Im Kommentar einer Tageszeitung eines Landes, dessen Innenminister das juristische Konstrukt der Unschuldsvermutung in Ermittlungsverfahren für obsolet erachtet, es aber in Strafverfahren immerhin noch gelten lassen will, einem Land, dessen Verfassung die Todesstrafe für abgeschafft erklärt, einem Land, das sich vor nicht wenigen Jahren eine Debatte darüber leistete, ob es gestattet sei, Soldaten mit der unmittelbarer Beobachtung ihres Handwerks - des Waffenhandwerks - übereinstimmenden Bezeichnung als „Mörder“ oder zumindest mit der für alle menschlichen Wesen zutreffenden Kategorie „potenzielle Mörder“ zu belegen und dies qua höchstrichterlicher Rechtsprechung letztendlich auch erlaubte, einem Land, das zwar Kritik an seinen privilegierten Justizbeamten als „Richterschelte“ höchst degoutant findet, sie aber nicht verbietet, war Anfang Mai u. a. folgendes zu lesen: „Peter Handke – der ja den Mördern bis hin zu Milosevic treu blieb – richtete nach dem Deutschen Herbst 1977 eine poetische Adresse an die RAF: ‚Ihr seid keine Mörder, keine Verbrecher – meine Brüder – sondern Soldaten, Richter und Henker.“ [1]

Ein Satz, so eigenartig wie das Land und seine Massenmedien. Ein Satz, der eine Verbindung herstellt zwischen Handkes nicht lange zurückliegendem Engagement für den in einem dubiosen Schauprozess Angeklagten, dessen Schuld nicht nur aufgrund seines vorzeitigen Ablebens nicht nachgewiesen wurde, und der Distanzierung des Autors vom „bewaffneten Kampf“ der Roten Armee Fraktion anno `77. Soldaten, Richter und Henker zu sein, d. h. Gruppen anzugehören, die frei vom möglichen schlechten Gewissen des gewöhnlichen Mörders und Verbrechers ihre staatlich – im Fall der RAF eher quasistaatlich – legitimierte Gewalt mit bekanntermaßen besten Absichten ausüben, gehört wohl zu den schwerwiegendsten Vorwürfen, die einer Vereinigung mit emanzipatorischen Ansprüchen gemacht werden konnten und können. Daraus wird in der freien Presse des eigenartigen Landes Treue zu „Mördern“, „bis hin zu Milosevic“, dem als ehemaligen Repräsentanten eines Staates, der zum Objekt der besten Absichten der von jener Presse gerechtfertigten militärischen Staatsgewalt wurde, kein Anspruch auf Unschuldsvermutung zusteht.
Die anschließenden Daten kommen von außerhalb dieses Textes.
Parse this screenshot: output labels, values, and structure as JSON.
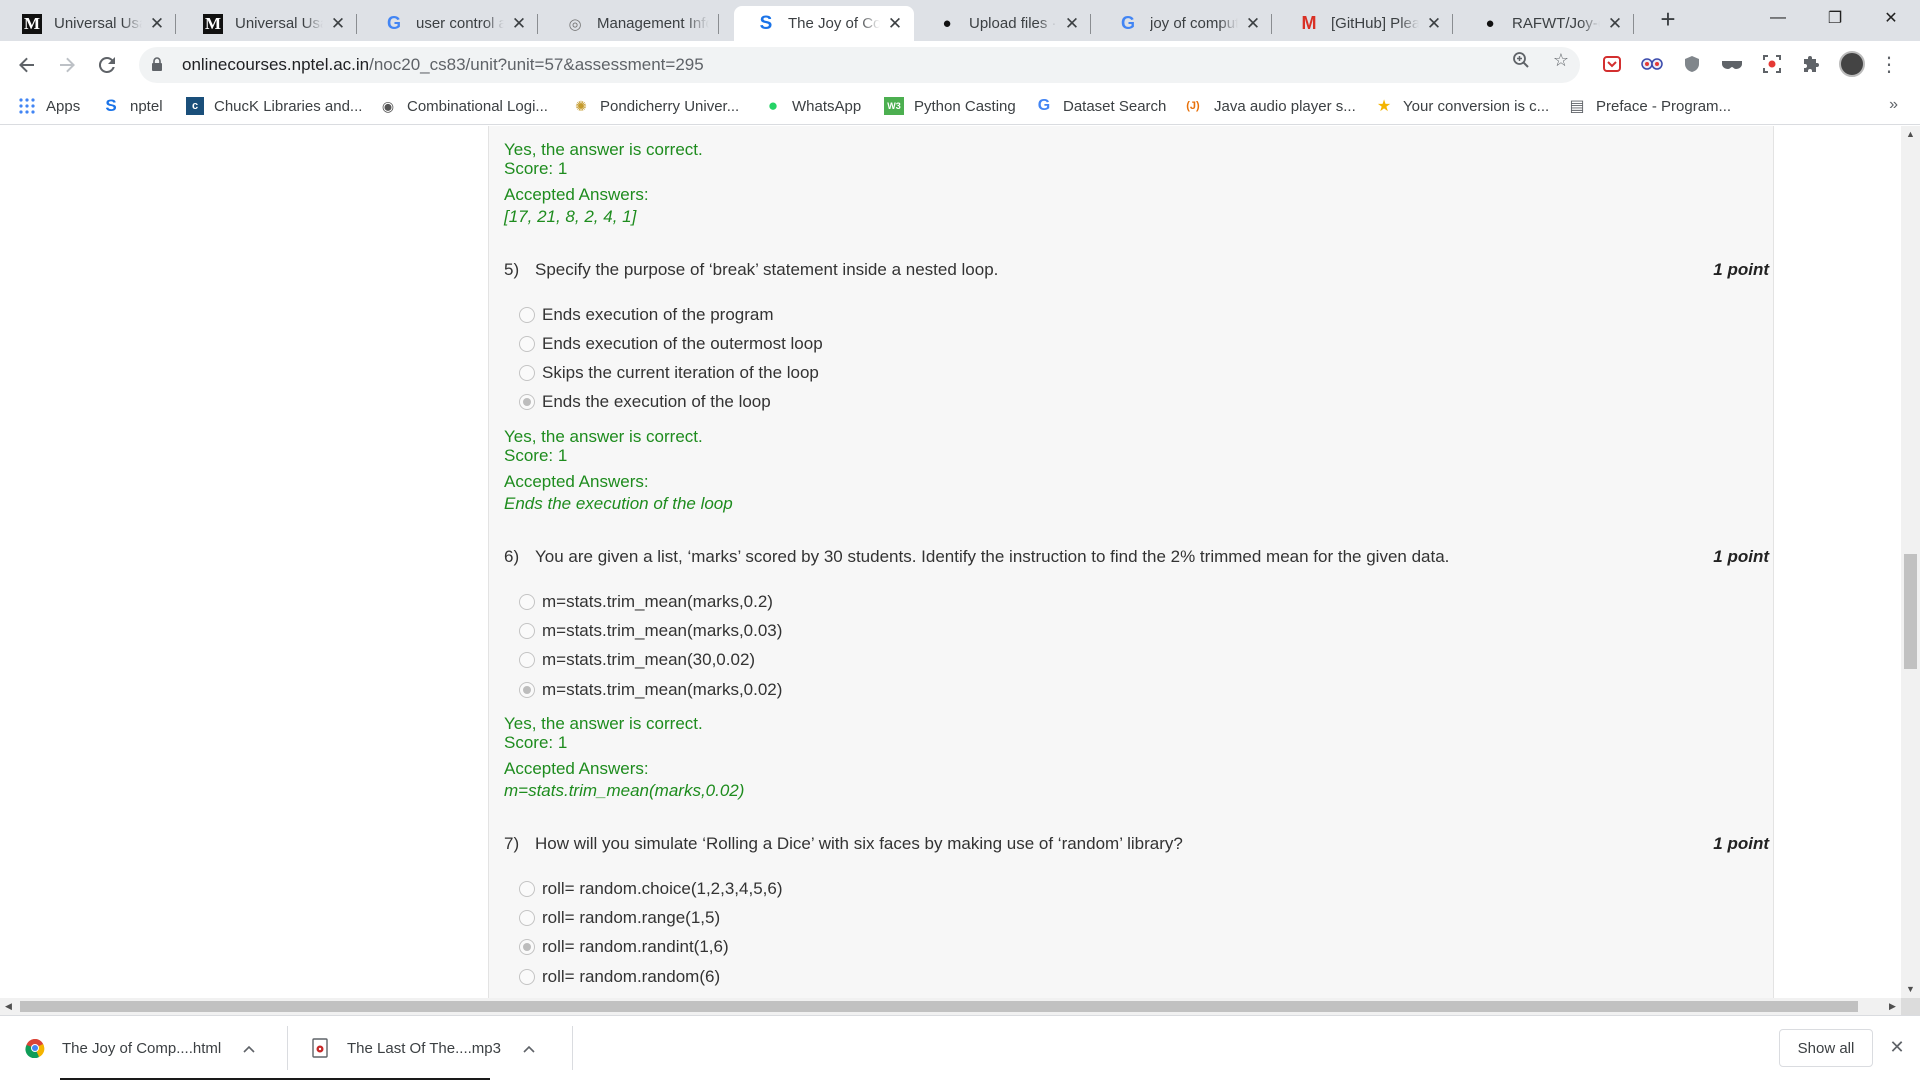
{
  "browser": {
    "tabs": [
      {
        "favicon": "medium-icon",
        "glyph": "M",
        "label": "Universal Usability in Practice",
        "active": false
      },
      {
        "favicon": "medium-icon",
        "glyph": "M",
        "label": "Universal Usability in Practice",
        "active": false
      },
      {
        "favicon": "google-icon",
        "glyph": "G",
        "label": "user control and freedom - Google Search",
        "active": false
      },
      {
        "favicon": "management-icon",
        "glyph": "◎",
        "label": "Management Information System",
        "active": false
      },
      {
        "favicon": "swayam-icon",
        "glyph": "S",
        "label": "The Joy of Computing using Python",
        "active": true
      },
      {
        "favicon": "github-icon",
        "glyph": "●",
        "label": "Upload files · RAFWT/Joy-of-Computing",
        "active": false
      },
      {
        "favicon": "google-icon",
        "glyph": "G",
        "label": "joy of computing using python - Google Search",
        "active": false
      },
      {
        "favicon": "gmail-icon",
        "glyph": "M",
        "label": "[GitHub] Please verify your device",
        "active": false
      },
      {
        "favicon": "github-icon",
        "glyph": "●",
        "label": "RAFWT/Joy-of-Computing",
        "active": false
      }
    ],
    "new_tab_glyph": "+",
    "window_controls": {
      "minimize": "—",
      "restore": "❐",
      "close": "✕"
    },
    "close_tab_glyph": "✕",
    "url": {
      "host": "onlinecourses.nptel.ac.in",
      "path": "/noc20_cs83/unit?unit=57&assessment=295"
    },
    "bookmarks": [
      {
        "icon": "apps-icon",
        "glyph": "⋮⋮",
        "label": "Apps",
        "color": "#4285f4"
      },
      {
        "icon": "nptel-icon",
        "glyph": "S",
        "label": "nptel",
        "color": "#1a73e8"
      },
      {
        "icon": "chuck-icon",
        "glyph": "Ⓒ",
        "label": "ChucK Libraries and...",
        "color": "#1a4f7a"
      },
      {
        "icon": "globe-icon",
        "glyph": "◉",
        "label": "Combinational Logi...",
        "color": "#555555"
      },
      {
        "icon": "pondicherry-icon",
        "glyph": "✺",
        "label": "Pondicherry Univer...",
        "color": "#c49a2c"
      },
      {
        "icon": "whatsapp-icon",
        "glyph": "●",
        "label": "WhatsApp",
        "color": "#25d366"
      },
      {
        "icon": "python-casting-icon",
        "glyph": "W3",
        "label": "Python Casting",
        "color": "#4caf50"
      },
      {
        "icon": "google-icon",
        "glyph": "G",
        "label": "Dataset Search",
        "color": "#4285f4"
      },
      {
        "icon": "java-icon",
        "glyph": "(J)",
        "label": "Java audio player s...",
        "color": "#e8710a"
      },
      {
        "icon": "conversion-icon",
        "glyph": "★",
        "label": "Your conversion is c...",
        "color": "#f4b400"
      },
      {
        "icon": "page-icon",
        "glyph": "▤",
        "label": "Preface - Program...",
        "color": "#5f6368"
      }
    ],
    "bookmarks_more": "»"
  },
  "quiz": {
    "prev_feedback": {
      "correct": "Yes, the answer is correct.",
      "score": "Score: 1",
      "accepted_label": "Accepted Answers:",
      "accepted_value": "[17, 21, 8, 2, 4, 1]"
    },
    "questions": [
      {
        "number": "5)",
        "text": "Specify the purpose of ‘break’ statement inside a nested loop.",
        "points": "1 point",
        "options": [
          {
            "label": "Ends execution of the program",
            "selected": false
          },
          {
            "label": "Ends execution of the outermost loop",
            "selected": false
          },
          {
            "label": "Skips the current iteration of the loop",
            "selected": false
          },
          {
            "label": "Ends the execution of the loop",
            "selected": true
          }
        ],
        "feedback": {
          "correct": "Yes, the answer is correct.",
          "score": "Score: 1",
          "accepted_label": "Accepted Answers:",
          "accepted_value": "Ends the execution of the loop"
        }
      },
      {
        "number": "6)",
        "text": "You are given a list, ‘marks’ scored by 30 students. Identify the instruction to find the 2% trimmed mean for the given data.",
        "points": "1 point",
        "options": [
          {
            "label": "m=stats.trim_mean(marks,0.2)",
            "selected": false
          },
          {
            "label": "m=stats.trim_mean(marks,0.03)",
            "selected": false
          },
          {
            "label": "m=stats.trim_mean(30,0.02)",
            "selected": false
          },
          {
            "label": "m=stats.trim_mean(marks,0.02)",
            "selected": true
          }
        ],
        "feedback": {
          "correct": "Yes, the answer is correct.",
          "score": "Score: 1",
          "accepted_label": "Accepted Answers:",
          "accepted_value": "m=stats.trim_mean(marks,0.02)"
        }
      },
      {
        "number": "7)",
        "text": "How will you simulate ‘Rolling a Dice’ with six faces by making use of ‘random’ library?",
        "points": "1 point",
        "options": [
          {
            "label": "roll= random.choice(1,2,3,4,5,6)",
            "selected": false
          },
          {
            "label": "roll= random.range(1,5)",
            "selected": false
          },
          {
            "label": "roll= random.randint(1,6)",
            "selected": true
          },
          {
            "label": "roll= random.random(6)",
            "selected": false
          }
        ]
      }
    ]
  },
  "downloads": {
    "items": [
      {
        "icon": "chrome-file-icon",
        "name": "The Joy of Comp....html",
        "progress": 1.0
      },
      {
        "icon": "audio-file-icon",
        "name": "The Last Of The....mp3",
        "progress": 1.0
      }
    ],
    "show_all": "Show all",
    "chevron": "^",
    "close_glyph": "✕"
  },
  "colors": {
    "correct_green": "#1e8c1e",
    "chrome_tabstrip": "#dee1e6",
    "content_bg": "#f7f7f7"
  }
}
Und daraus wird – ob freiwillig oder unfreiwillig kann bei der Analyse einer nationalen Seelenlandschaft als unerheblich gelten – eine Apotheose des Handwerks von Soldaten, Richtern und Henkern.

Noch nach dreißig Jahren wird einem Kritiker, der freilich wie nur wenige in diesem merkwürdigen Land bis heute auf eigenständiges Beurteilen und abweichende Ansichten besteht, vorgehalten, Kritik an Staatsfeinden nicht im staatskonformen Sinn geübt zu haben, sondern durch das Herausstellen der – unbeabsichtigten – Staatsähnlichkeit jener Staatsfeinde auch die Staatlichkeit geschmäht zu haben. Die Vermutung, dass es hier um Grundsätzlicheres geht als nur um das wiederholte und routinemäßige Abwatschen eines als unbelehrbar geltenden Autors, auch um mehr als die ebenso routinemäßige journalistische Loyalitätsbekundung gegenüber dem Staat, liegt nahe.

Die angesichts der 30jährigen Wiederkehr des zum nationalen Schicksalsereignis verklärten „Deutschen Herbstes“ sich verbreitende „ungeheure Erregung“ mache, so ein Leitartikler der Zeit, „offenkundig, dass es ein ungeheiltes, womöglich unheilbares Trauma gibt“. Dies habe zwar mit den 34 von der RAF Getöteten zu tun – die von Staatsorganen getöteten RAF-Mitglieder und auch die nicht wenigen im Verlaufe von Fahndungsaktionen „versehentlich“ getöteten Unbeteiligten finden keine Erwähnung –, werde dadurch aber nicht ausreichend erklärt. Bemerkenswerter sei vielmehr, dass der RAF-Terrorismus „nicht die Untat externer Invasoren (wie heute die Attentate der Islamisten)“ war, sondern „aus der Mitte der bürgerlichen Gesellschaft“ gekommen sei, „er fand in ihr das Milieu, aus dem er sich rekrutierte. Und er stieß auf eine intellektuelle Öffentlichkeit, die den Weg der Gruppe anfangs mit Sympathie verfolgte.“ [2] Dass dies noch sechs Jahre nach Gründung der Gruppe der Fall war, bestätigte kürzlich in der taz eine Art Zeitzeuge: „1977 studierte ich in Frankfurt Jura, Berufsziel Rechtsanwalt, also linker Anwalt. [...] Am 7. April 77 kehre ich auf dem Weg zur Uni in der Karl-Marx-Buchhandlung ein. An der Tür empfängt mich Daniel Cohn-Bendit, Primus inter Pares des Karl-Marx-Kollektivs. ‚Buback ist erschossen worden!’ brüllt er: ‚Findest du das gut oder blöd?’ Meine Antwort trägt er in eine Hitliste ein. Die meisten Striche stehen unter ‚gut’.“ [3] Illustriert ist der Zeitzeugenbericht mit der Fotografie einer Hauswand, auf der ein offenbar vor dem Attentat entstandenes Graffito „Macht aus Buback Zwieback!“ prangt.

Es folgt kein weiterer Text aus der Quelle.